Automated Democracy Scores. Brazilian Review of Econometrics, 37(1), 31-43, 2017. In this paper I use natural language processing to create the first machine-coded democracy index, which I call Automated Democracy Scores (ADS). I base the ADS on 42 million news articles from 6,043 different sources. The ADS cover all independent countries in the 1993-2012 period. Unlike the democracy indices we have today the ADS are replicable and have standard errors small enough to actually distinguish between cases. (I also wrote a related paper where I try a bunch of other methods - LSA, LDA, Random Forest.) Data and code I created a web app that lets anyone tweak the training data and see how the results change - without having to write any code. If you do want to see the gory details, here’s what you need to know.
Deep Learning Anomaly Detection as Support Fraud Investigation in Brazilian Exports and Anti-Money Laundering (with Ebberth Paula, Marcelo Ladeira, and Rommel Carvalho). 15th IEEE International Conference on Machine Learning and Applications (ICMLA), 2016. Here we use deep learning to detect fake Brazilian exports. Data and code Sorry, it’s company-level data and therefore protected by Brazilian privacy laws (only had access to it because co-author works at Brazil’s tax authority.)
A dimensão geográfica das eleições brasileiras (“The spatial dimension of Brazilian elections”). Opinião Pública (Public Opinion), 19(2), 270-290, 2013. Here I use spatial econometrics and the Brazilian election of 2010 to understand why neighboring counties tend to vote similarly. Data and code. I used a mix of Stata (here) and R (here) code. The dataset is here (it’s in Stata format; convert it to CSV format to run the R code). The list of missing observations is here. (To produce the plots I used GeoDa and ArcGIS, using the respective GUIs, so there’s no code for those.)
Lobby e protecionismo no Brasil contemporâneo (“Lobby and protectionism in Brazil”). Revista Brasileira de Economia (Brazilian Review of Economics), 62(3), 263-178, 2008. Here I regress tariffs on industry-level indicators of political power (economic concentration, number of workers, etc). Data and code. I ran everything almost a decade ago and back then I used Excel spreadsheets to store data (I know, I know…) and I clicked buttons instead of writing code (I didn’t know any better), so I don’t have much to offer here. The spreadsheets are all in this zipped folder.
Using SVM to pre-classify government expenditures (2015). Here I use support vector machines (SVM) to create an app that could reduce misclassification of government purchases in Brazil. The app suggests likely categories based on the description of the good being purchased. Data and code. Download and decompress the CSV files and save them all in the same folder. Then use the scripts parseX.py and parseY.py to create X.pkl and Y.pkl respectively (I know, I could simply let you download X.pkl and Y.pkl directly but you should not trust Python pickles you didn’t create yourself. And the pickles take up a lot more space than the CSVs.) Then use the catmat_svm.py script to train and validate the classifier. As for the web app, it’s open source.
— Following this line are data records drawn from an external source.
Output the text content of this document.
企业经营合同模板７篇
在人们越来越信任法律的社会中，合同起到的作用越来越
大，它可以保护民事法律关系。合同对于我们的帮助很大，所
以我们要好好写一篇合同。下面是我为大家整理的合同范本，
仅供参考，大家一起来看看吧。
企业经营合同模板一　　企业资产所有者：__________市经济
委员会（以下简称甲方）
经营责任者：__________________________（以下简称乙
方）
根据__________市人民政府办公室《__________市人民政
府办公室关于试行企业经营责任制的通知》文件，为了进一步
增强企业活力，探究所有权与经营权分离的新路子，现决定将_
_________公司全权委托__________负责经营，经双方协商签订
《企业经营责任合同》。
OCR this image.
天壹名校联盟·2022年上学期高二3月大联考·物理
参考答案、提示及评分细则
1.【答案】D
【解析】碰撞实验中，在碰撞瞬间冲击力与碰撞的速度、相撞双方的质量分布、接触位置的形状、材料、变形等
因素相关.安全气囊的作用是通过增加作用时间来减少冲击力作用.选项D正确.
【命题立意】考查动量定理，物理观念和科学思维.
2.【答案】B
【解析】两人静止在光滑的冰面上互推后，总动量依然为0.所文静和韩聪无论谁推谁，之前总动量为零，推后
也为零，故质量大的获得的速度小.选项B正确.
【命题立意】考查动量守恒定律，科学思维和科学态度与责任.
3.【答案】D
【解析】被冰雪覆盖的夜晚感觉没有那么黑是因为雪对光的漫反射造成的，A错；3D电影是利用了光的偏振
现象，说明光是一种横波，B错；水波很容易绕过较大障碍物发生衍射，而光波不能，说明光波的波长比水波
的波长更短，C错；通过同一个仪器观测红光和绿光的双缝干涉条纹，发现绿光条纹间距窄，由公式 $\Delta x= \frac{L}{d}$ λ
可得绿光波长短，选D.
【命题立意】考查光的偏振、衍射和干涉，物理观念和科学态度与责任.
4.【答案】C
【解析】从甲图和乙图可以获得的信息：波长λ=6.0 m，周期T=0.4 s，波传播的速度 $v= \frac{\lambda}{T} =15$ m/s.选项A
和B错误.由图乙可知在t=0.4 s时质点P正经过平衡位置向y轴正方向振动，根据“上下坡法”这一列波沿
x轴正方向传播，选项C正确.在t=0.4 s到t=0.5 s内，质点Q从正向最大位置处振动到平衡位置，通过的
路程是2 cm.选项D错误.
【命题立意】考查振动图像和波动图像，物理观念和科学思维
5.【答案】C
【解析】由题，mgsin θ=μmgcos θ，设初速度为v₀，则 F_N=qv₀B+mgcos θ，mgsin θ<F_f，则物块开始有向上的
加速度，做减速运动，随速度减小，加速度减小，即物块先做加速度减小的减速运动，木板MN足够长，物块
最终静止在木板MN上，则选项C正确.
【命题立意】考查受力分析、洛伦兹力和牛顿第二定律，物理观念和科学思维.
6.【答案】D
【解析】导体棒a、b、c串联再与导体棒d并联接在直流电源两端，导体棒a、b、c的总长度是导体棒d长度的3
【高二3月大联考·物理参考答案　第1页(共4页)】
Ideological bias in democracy measures (2012). Here I use Monte Carlos to reassess some studies on the biases behind the Freedom House, Polity IV, etc. I find that the evidence of bias is robust but that we can’t know which measures are biased or in what direction (e.g., for all we know the Freedom House may as well have a leftist bias, contrary to popular belief). Data and code. I used a mix of Stata (here and here) and R (here) code. Here’s the data in Stata format and here’s the same data in CSV format (for the R code).
Why is democracy declining in Latin America? (2011). Here I argue that Latin America’s “left turn” in the 2000s was accompanied by democratic erosion, as the new governments that came to power relied on constituencies that did not value democracy (which in turn reduced the electoral cost of suppressing press freedom, violating term limits, etc). Data and code. Here’s the Stata do file and here’s the dta file.
O terceiro fracasso do Mercosul (“The third failure of Mercosur”). O Estado de São Paulo, 2/5/2011. Here I discuss why Mercosur failed to lock in the trade liberalization of the 1990s.
O preço de aceitar a Venezuela (“The price of accepting Venezuela”). O Estado de São Paulo, 5/28/2009. Here I discuss the policy consequences of Venezuela’s entry into Mercosur (a trade bloc comprising Brazil, Argentina, Paraguay, Uruguay, and Venezuela).